That’s a lot of sites!
Yes, it is! 10+ years ago we migrated 200 sites to a new server - and in 2024 we set up Cloudflare protection for well over 1000 sites.
Aegir is a hosting system built in Drupal, for Drupal. It lets you create and manage Drupal sites and all their databases, filesystems and virtual hosts. With Aegir, it’s easy to manage hundreds or thousands of sites via a simple UI. Each site has a node to represent it, and this project stored a whole bunch of additional Cloudflare metadata against the Site Nodes.
Keeping a PaaS product online at all times comes with a high level of responsibility. After code quality assurance and testing, DDOS attacks of all sizes and types are a high risk threat. The cost of protecting our availability, unsurprisingly, was non-trivial and became a point requiring fresh research and investment. Reducing the general load and the potential attack load on our servers would serve to support our quality of service.
In the Spring of 2024 we set up a proof of concept using Cloudflare, which would allow us to make a significant ongoing cost saving whilst also playing with some really cool APIs.
The plan
In order to put all our sites behind Cloudflare, we needed to:
* Get Aegir talking to Cloudflare via their API, and build the automatic processes to support the setup process
* Create a clear interface for starting and tracking setup per site
* Create a clear dashboard for tracking progress overall
* Go! Change the nameserver records for every domain, to point to Cloudflare
Here are some of the key interesting parts of our story (which had negligible downtime, btw!)
Interacting with Cloudflare’s API
It was greatly pleasing to find that Cloudflare let you do almost everything over an API (given the right authentication!). Given the scale of their company, it shouldn’t be a huge surprise I suppose!
With 1000 sites approx. to deal with, there was a strong drive to automate as much of this process as possible. So there was much celebration when it became clear that we would be able to do almost every step automatically, including:
* create everything we needed for the site domain, with an appropriate plan under our chosen account
* upload DNS records, query them and update them
* perform real-time ownership verification and SSL validation
Simple admin setup - Obtain DNS records for hundreds of domains, store them against Site Nodes, press GO
A large portion of the domains (about 500) are under our control, so we were able to bulk export the DNS records, process and save them against their Aegir Site Nodes. Some simple processing removed the SOA and NS records so that we would be able to send the records straight to Cloudflare when setup started.
These ‘easy’ sites, for which we had the DNS records, would be processed in bulk with a lot of Go! button clicks, and then making the relevant nameserver changes with the domain provider.
(The domain provider did offer to do bulk updates for us, but there seemed to be a 24h delay before action was taken - so it was quicker to do these changes ourselves.)

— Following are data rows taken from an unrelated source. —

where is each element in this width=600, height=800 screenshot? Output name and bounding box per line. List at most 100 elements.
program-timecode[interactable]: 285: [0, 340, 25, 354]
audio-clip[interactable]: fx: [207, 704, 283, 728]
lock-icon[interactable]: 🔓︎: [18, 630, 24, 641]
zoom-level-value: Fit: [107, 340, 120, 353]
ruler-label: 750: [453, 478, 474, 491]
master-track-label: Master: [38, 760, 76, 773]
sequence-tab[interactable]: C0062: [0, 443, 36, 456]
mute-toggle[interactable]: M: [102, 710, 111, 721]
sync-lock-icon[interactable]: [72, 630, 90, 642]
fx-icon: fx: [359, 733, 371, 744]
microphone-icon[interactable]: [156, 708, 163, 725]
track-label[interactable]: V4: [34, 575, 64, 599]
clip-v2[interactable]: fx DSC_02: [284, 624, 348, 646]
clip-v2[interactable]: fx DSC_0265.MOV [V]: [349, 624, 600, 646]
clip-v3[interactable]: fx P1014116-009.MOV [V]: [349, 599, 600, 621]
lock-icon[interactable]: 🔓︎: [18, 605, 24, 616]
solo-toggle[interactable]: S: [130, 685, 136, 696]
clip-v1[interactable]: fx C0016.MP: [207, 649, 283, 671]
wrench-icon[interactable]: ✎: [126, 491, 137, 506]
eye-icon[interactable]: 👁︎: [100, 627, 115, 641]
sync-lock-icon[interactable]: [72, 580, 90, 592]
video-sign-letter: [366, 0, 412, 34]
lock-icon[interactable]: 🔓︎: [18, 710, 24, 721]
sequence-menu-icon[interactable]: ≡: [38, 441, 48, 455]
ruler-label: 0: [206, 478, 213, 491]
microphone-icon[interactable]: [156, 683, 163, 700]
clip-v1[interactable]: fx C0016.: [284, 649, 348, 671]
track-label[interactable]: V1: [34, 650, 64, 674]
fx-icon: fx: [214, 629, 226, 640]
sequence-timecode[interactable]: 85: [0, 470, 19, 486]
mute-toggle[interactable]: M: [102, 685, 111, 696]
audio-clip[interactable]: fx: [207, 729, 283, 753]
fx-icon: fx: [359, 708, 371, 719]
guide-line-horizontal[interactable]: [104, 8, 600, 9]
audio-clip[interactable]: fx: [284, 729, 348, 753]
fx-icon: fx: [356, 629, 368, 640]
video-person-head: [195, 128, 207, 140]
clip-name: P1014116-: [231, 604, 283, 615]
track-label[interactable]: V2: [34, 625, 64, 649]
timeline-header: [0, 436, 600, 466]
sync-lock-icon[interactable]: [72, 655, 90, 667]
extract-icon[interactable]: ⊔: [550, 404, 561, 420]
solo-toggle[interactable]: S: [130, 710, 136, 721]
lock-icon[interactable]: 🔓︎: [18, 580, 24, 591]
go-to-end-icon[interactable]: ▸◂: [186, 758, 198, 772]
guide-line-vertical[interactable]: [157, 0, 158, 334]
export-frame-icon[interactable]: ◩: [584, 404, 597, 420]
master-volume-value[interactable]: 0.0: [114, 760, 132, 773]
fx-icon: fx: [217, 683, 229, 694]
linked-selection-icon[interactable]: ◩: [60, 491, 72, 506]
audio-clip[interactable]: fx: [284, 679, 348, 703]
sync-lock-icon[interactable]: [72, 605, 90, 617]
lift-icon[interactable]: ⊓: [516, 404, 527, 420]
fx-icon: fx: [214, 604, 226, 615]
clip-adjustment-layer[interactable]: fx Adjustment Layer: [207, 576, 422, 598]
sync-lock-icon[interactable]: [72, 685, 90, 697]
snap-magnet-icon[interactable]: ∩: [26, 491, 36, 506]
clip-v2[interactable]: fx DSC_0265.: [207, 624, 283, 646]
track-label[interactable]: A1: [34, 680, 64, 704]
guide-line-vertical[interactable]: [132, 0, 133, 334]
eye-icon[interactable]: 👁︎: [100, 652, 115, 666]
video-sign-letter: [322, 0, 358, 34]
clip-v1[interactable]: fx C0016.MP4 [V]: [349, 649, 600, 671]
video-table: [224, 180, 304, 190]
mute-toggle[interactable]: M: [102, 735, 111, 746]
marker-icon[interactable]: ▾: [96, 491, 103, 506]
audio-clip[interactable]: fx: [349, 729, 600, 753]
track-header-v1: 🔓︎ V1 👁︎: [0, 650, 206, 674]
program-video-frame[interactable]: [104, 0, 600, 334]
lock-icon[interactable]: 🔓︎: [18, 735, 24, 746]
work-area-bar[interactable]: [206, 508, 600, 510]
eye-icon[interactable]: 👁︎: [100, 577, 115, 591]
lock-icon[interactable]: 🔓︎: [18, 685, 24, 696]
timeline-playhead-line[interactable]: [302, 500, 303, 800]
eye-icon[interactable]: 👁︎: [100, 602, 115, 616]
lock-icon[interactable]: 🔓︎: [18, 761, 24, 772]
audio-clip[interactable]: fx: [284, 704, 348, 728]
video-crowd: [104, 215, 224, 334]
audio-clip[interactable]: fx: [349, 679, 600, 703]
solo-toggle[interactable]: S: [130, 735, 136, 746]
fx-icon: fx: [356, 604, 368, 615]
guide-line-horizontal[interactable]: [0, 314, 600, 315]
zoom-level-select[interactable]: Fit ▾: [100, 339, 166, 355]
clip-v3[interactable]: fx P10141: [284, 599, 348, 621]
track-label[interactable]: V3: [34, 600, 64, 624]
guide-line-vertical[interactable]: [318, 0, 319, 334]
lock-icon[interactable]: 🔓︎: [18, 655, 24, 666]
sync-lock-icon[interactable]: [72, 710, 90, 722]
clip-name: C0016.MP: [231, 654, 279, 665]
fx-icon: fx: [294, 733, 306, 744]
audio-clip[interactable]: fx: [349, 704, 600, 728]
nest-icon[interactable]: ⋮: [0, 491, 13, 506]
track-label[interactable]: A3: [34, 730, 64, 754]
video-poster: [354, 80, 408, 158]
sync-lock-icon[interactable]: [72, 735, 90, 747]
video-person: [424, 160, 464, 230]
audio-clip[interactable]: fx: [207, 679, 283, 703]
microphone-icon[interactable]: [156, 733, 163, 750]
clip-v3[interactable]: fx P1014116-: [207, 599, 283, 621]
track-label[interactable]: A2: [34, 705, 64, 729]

Creating a self-service setup mechanism via Drupal config + settings.php
Domains that we only had nameserver control for would have to be updated by the customer. But how would they know what nameservers to set up, and how would they trigger the setup process? Stats to the rescue!
As part of the Drupal 10 rebuild of the platform we added a Statistics module, which collects a selection of data points from each site and passes them to the corresponding node on Aegir for storage. They’re then aggregated and sent back to the sites so that customers can compare their performance to the cohort averages.
We created a form interface for the user to trigger setup when ready, and then smuggled the outputs over to Aegir in amongst the performance stats 🤭
This self service route did still require a lot of chasing, but generally performed well as it allowed the users to perform the nameserver change at their choice of timing, rather than requiring scheduled calls and appointments on top of an already high administrative load.
Surfacing useful data, stats and buttons for the team
When developing a technical tool that ideally needs a single fire-and-forget button to kick things off, you not only need that one button but also a lot of clear visual cues to help others understand what’s going on.
We tied the setup steps to interface outputs, with clear dependency messaging and reporting.
Reporting eventually included a message in our Slack channel ⭐️
The results
After just a few weeks, we had 990 sites set up on Cloudflare - 90% of the most important setups. It turned out to be very difficult to get hundreds of different people, groups and stakeholders to make DNS nameserver changes quickly (even when you tell them it’s urgent!), so the process would continue a little longer.
Already we can measure the success - thanks to Cloudflare’s caching, we’ve seen decent reductions in bandwidth use and the number of requests hitting the server.